Sometimes writers are urged to find unusual settings so they stand out from the pack. As many readers, I enjoy learning new things while I’m being entertained. Maybe I have a morbid mind or a little bit of vulture DNA because I especially like learning about autopsies and funeral homes.

Although the web and smart phones have changed the way many of us live, there are areas near my home where people can’t connect with the web and there’s no cell phone reception. My daughter tells me texts always get through but I haven’t yet put that to the test.
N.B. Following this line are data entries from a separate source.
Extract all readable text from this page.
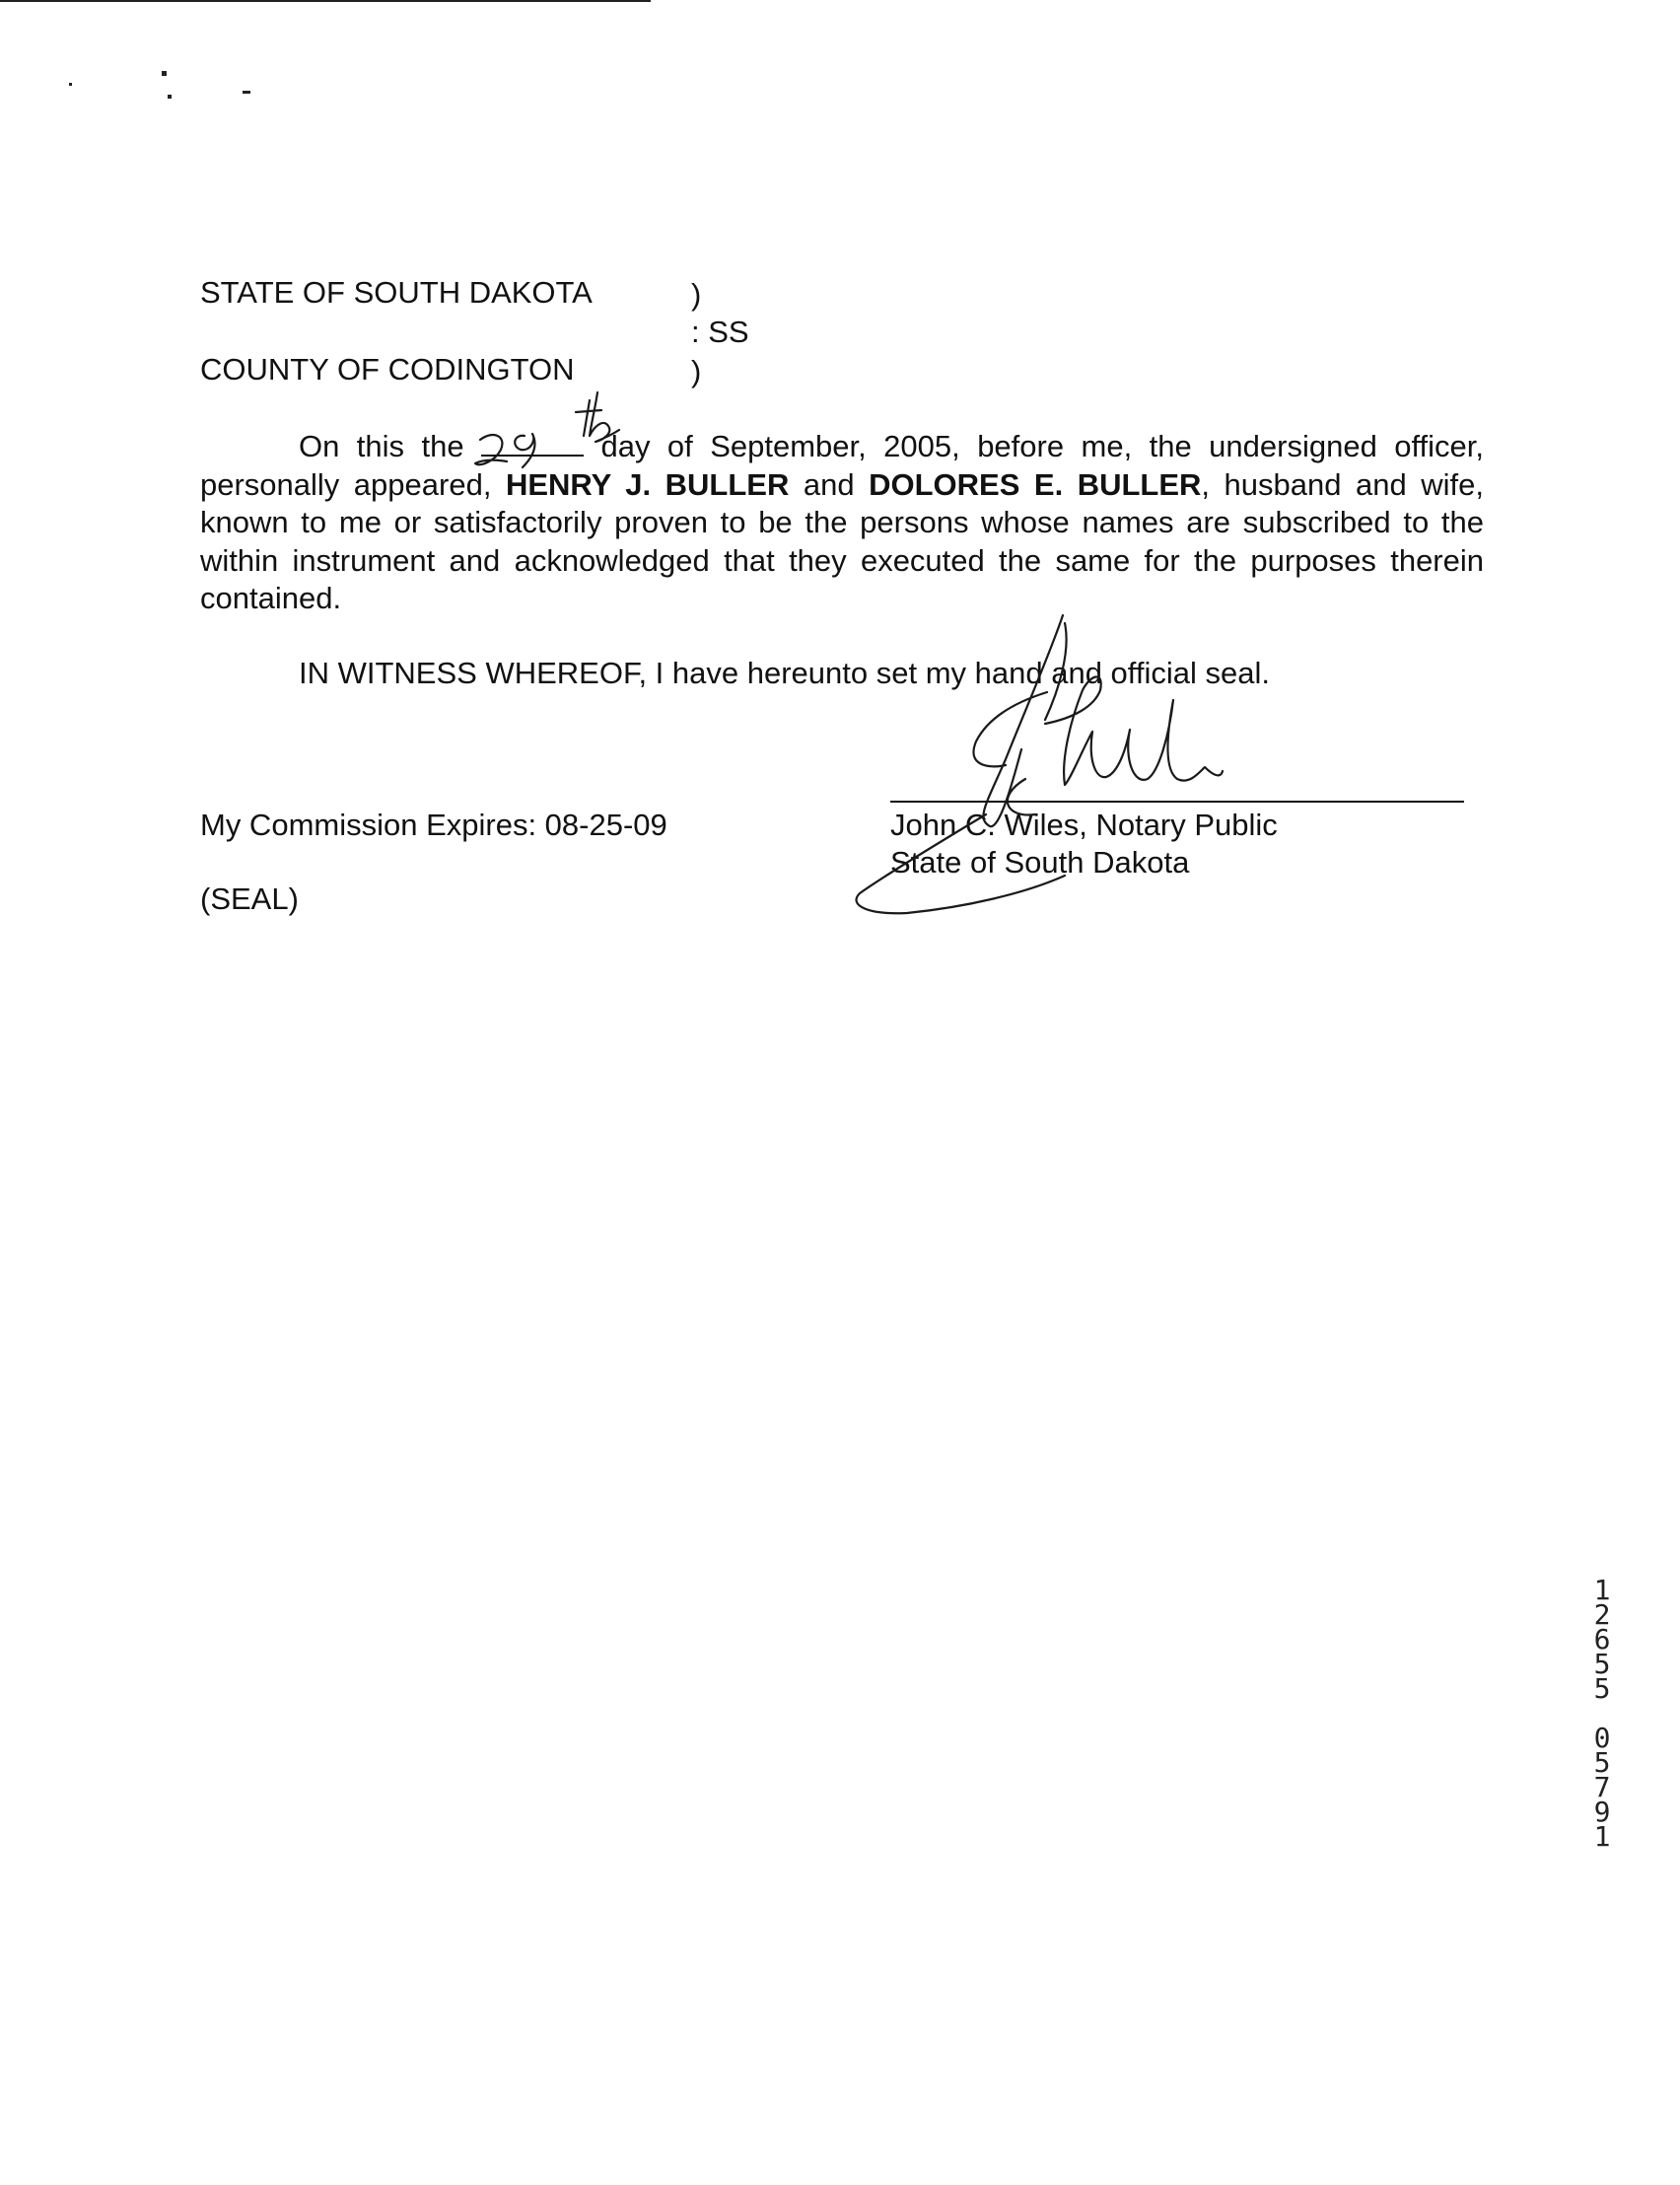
STATE OF SOUTH DAKOTA	)
: SS
COUNTY OF CODINGTON	)

On this the	day of September, 2005, before me, the undersigned officer,

personally appeared, HENRY J. BULLER and DOLORES E. BULLER, husband and wife,

known to me or satisfactorily proven to be the persons whose names are subscribed to the

within instrument and acknowledged that they executed the same for the purposes therein

contained.

IN WITNESS WHEREOF, I have hereunto set my hand and official seal.
John C. Wiles, Notary Public
State of South Dakota
My Commission Expires: 08-25-09
(SEAL)
1
2
6
5
5

0
5
7
9
1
A setting is so much more than the accurate depiction of streets and public buildings. An in-depth setting captures the thinking and mood of the time, and the ripple effect of both personal and public events on the local community. Even a thunderstorm is a very different event in a city compared with a rural area. My protagonist, in her early thirties, likes cities but she also longs for the peace and proximity to nature of rural areas. Her story takes place in Boston and Western Massachusetts.


E. B. Davis said...

Someone once said that setting is much like another character, and I think it's true. Settings give parameters for action and provide another medium for character reaction. In the first case, if you want a boat in a scene, normally you'd have to set the scene by water, unless of course you are using a boat on a trailer in someone's driveway. The water setting is a parameter. In the second case, much like another character, the protagonist can react to the setting or weather to effect a mood. The character maybe climbing down a cliff when it starts raining, like another complication the character must overcome or react to irritably like an obnoxious character the protagonist encounters. Setting, whether used to set parameters, create mood, or allow for reaction must be carefully considered by writers. Ignoring this element is a waste.

Pauline Alldred said...

I agree. Picking a setting sets limits to what a protagonist can do. A protagonist has to respond to surroundings, in a company, a hospital,a university, or in raw nature.

Ramona said...

Pauline, I grew up with cattle, so I always understood that, in Westerns, cowboys were driving cows to a slaughterhouse. Perhaps that's a testament to why it might be good to retain some illusion in settings and situations.

Pauline Alldred said...

I guess when I was a child and watching a cowboy movie, it was good not to know all those animals were about to die. It seems a lot of westerns weren't made for adults. There was a Miss Kitty sometimes but she remained virginal. I think High Noon was the first adult western I saw and enjoyed.